Some veterinarians are afraid to criticize the animal agriculture industry that employs so many of their colleagues. Veterinarian Daniela Castillo writes that she hesitated to comment on shutdown plus, for example, having seen “conversations become adversarial and even hostile, resulting in a fracturing of the veterinary profession.” Yet Castillo ultimately decided “this topic is so important that I cannot be silent.”
In addition to the association changing its stance on ventilation shutdown plus to “not recommended” and suggesting “potentially more humane options, such as high-expansion, nitrogen gas-filled foam,” Reyes-Illg hopes the association will put in place standards that help to reduce the chance that farmed animals will not need to be culled in the first place.
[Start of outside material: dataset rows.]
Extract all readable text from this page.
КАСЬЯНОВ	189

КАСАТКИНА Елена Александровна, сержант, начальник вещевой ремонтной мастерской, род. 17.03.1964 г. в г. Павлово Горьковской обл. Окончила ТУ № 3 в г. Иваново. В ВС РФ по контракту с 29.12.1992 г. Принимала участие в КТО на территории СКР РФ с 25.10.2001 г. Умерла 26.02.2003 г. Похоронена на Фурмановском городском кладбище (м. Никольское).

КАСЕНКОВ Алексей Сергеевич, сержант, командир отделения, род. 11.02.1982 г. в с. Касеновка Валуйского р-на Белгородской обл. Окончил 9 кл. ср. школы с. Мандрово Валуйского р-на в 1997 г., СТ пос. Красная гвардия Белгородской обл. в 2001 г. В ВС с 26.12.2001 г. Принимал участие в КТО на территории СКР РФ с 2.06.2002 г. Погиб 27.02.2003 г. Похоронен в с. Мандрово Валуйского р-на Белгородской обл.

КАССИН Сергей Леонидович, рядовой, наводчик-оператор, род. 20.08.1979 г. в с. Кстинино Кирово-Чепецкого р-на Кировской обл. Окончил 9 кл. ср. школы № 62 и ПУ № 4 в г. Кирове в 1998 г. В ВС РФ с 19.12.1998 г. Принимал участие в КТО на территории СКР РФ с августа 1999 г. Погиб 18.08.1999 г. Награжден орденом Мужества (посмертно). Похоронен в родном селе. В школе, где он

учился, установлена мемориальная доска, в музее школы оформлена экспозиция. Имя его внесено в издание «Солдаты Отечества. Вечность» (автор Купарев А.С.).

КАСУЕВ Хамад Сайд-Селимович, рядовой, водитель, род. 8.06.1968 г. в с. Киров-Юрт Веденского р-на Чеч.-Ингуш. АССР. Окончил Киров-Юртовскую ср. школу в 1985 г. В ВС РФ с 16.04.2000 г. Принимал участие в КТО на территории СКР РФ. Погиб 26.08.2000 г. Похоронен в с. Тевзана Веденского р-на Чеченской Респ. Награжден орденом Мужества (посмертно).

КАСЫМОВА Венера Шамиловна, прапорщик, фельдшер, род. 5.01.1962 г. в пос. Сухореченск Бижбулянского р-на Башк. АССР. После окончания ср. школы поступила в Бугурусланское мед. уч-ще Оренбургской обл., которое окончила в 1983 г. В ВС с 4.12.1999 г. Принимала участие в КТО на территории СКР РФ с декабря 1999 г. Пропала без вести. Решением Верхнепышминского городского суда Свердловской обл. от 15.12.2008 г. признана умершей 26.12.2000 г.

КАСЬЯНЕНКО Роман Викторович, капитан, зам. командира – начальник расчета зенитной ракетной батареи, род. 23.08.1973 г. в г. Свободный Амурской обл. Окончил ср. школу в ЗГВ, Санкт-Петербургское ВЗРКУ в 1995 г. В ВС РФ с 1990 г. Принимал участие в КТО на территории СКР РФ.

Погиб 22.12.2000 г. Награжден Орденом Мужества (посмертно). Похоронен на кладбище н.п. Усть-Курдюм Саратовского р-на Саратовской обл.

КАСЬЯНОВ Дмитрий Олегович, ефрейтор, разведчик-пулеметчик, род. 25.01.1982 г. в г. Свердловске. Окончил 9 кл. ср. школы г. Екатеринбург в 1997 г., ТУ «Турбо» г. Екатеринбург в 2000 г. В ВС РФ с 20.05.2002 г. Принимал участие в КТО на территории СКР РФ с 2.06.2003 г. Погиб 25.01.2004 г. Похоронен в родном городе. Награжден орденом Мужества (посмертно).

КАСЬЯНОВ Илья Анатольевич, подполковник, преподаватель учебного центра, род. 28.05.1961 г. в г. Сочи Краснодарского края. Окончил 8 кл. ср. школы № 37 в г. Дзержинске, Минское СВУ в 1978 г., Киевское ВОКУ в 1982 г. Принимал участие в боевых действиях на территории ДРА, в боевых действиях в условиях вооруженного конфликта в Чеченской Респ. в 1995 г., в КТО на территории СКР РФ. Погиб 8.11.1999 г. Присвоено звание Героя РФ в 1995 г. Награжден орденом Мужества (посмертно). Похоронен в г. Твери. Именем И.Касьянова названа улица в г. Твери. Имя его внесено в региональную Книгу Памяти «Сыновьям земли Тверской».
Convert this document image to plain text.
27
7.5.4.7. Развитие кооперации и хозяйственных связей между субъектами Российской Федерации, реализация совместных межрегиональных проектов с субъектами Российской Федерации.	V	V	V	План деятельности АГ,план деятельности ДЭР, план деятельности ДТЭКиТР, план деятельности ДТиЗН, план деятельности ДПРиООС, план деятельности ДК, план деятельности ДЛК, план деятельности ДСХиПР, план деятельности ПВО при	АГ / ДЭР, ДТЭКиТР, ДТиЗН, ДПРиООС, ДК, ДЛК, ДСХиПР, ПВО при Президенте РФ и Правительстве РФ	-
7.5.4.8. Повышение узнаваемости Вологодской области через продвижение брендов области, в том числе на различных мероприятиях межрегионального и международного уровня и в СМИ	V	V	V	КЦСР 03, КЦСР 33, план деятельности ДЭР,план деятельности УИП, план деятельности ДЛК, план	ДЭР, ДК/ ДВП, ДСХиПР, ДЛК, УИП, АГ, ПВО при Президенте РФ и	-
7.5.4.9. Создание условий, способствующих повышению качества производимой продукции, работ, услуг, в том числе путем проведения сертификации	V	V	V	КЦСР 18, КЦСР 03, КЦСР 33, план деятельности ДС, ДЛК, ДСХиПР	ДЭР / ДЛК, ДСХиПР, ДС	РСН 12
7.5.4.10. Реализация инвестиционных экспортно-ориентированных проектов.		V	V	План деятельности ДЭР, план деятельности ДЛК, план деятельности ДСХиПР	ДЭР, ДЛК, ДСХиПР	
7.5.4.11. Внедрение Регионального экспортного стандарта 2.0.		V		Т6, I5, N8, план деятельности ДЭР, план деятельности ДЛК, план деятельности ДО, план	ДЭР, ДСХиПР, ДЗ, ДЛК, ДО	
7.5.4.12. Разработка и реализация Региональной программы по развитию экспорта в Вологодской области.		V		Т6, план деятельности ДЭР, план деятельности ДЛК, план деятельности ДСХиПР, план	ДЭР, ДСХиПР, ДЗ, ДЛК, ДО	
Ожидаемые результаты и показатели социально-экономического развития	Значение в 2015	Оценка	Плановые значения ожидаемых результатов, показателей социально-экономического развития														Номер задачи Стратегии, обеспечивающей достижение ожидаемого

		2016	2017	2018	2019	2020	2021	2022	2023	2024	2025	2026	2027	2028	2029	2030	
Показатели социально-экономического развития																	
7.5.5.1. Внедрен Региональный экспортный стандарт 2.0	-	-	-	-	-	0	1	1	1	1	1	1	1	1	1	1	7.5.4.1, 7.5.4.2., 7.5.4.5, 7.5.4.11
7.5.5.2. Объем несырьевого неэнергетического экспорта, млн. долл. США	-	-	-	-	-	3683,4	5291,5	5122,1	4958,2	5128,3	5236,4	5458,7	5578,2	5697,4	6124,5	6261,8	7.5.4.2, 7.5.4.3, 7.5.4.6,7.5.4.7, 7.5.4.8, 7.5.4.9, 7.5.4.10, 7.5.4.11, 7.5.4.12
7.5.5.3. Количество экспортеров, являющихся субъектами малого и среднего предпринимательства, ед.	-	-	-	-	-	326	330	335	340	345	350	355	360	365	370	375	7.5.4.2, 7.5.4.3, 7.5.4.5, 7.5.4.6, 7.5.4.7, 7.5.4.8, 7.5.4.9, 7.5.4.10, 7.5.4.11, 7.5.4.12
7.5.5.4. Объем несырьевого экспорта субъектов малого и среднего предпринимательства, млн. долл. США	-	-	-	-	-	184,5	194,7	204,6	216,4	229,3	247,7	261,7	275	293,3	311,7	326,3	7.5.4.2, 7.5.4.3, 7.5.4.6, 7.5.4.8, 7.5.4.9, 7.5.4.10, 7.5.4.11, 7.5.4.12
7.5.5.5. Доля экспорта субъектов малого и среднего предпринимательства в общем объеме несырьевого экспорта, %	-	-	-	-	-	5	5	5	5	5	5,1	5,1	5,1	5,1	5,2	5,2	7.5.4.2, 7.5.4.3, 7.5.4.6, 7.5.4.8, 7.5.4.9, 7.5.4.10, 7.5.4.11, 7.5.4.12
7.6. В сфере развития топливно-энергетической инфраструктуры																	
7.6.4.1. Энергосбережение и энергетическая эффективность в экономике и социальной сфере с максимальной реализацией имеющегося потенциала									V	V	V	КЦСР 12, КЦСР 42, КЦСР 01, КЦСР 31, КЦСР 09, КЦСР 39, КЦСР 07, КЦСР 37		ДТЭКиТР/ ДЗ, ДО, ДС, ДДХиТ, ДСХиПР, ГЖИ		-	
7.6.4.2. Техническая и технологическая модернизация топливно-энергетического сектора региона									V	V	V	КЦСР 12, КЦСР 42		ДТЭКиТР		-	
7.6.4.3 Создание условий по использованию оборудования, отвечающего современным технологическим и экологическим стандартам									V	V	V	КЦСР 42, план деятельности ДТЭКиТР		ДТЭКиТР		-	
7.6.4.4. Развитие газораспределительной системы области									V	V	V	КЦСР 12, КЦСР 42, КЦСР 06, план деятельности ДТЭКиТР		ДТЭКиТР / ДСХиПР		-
“I would like to see the association engage a multidisciplinary team of veterinarians and ethicists to develop strategies for decreasing our patients’ risk of dying by depopulation,” she says.
Dr. Reyes-Illg hopes that the association will also recommend that the USDA require producers to establish “emergency response plans” laying out how their farms would be depopulated within a span of 48 hours “without resorting to VSD+Heat or other inhumane methods.”
Ultimately, meaningful change may require a new mandate in the form of legislation regulating culls, such as the proposed Transparency in Depopulation Act.
Says Reyes-Illg, potential improvements could include developing and requiring vaccines against avian flu or policies that require a limit in animal stocking densities — “so that a failure of biosecurity in a single barn doesn’t lead to the destruction of millions of birds.”
This piece has been updated to reflect that Dr. Reyes-Illg is the lead author of the new study and was not involved in the two earlier studies on heatstroke-based culling.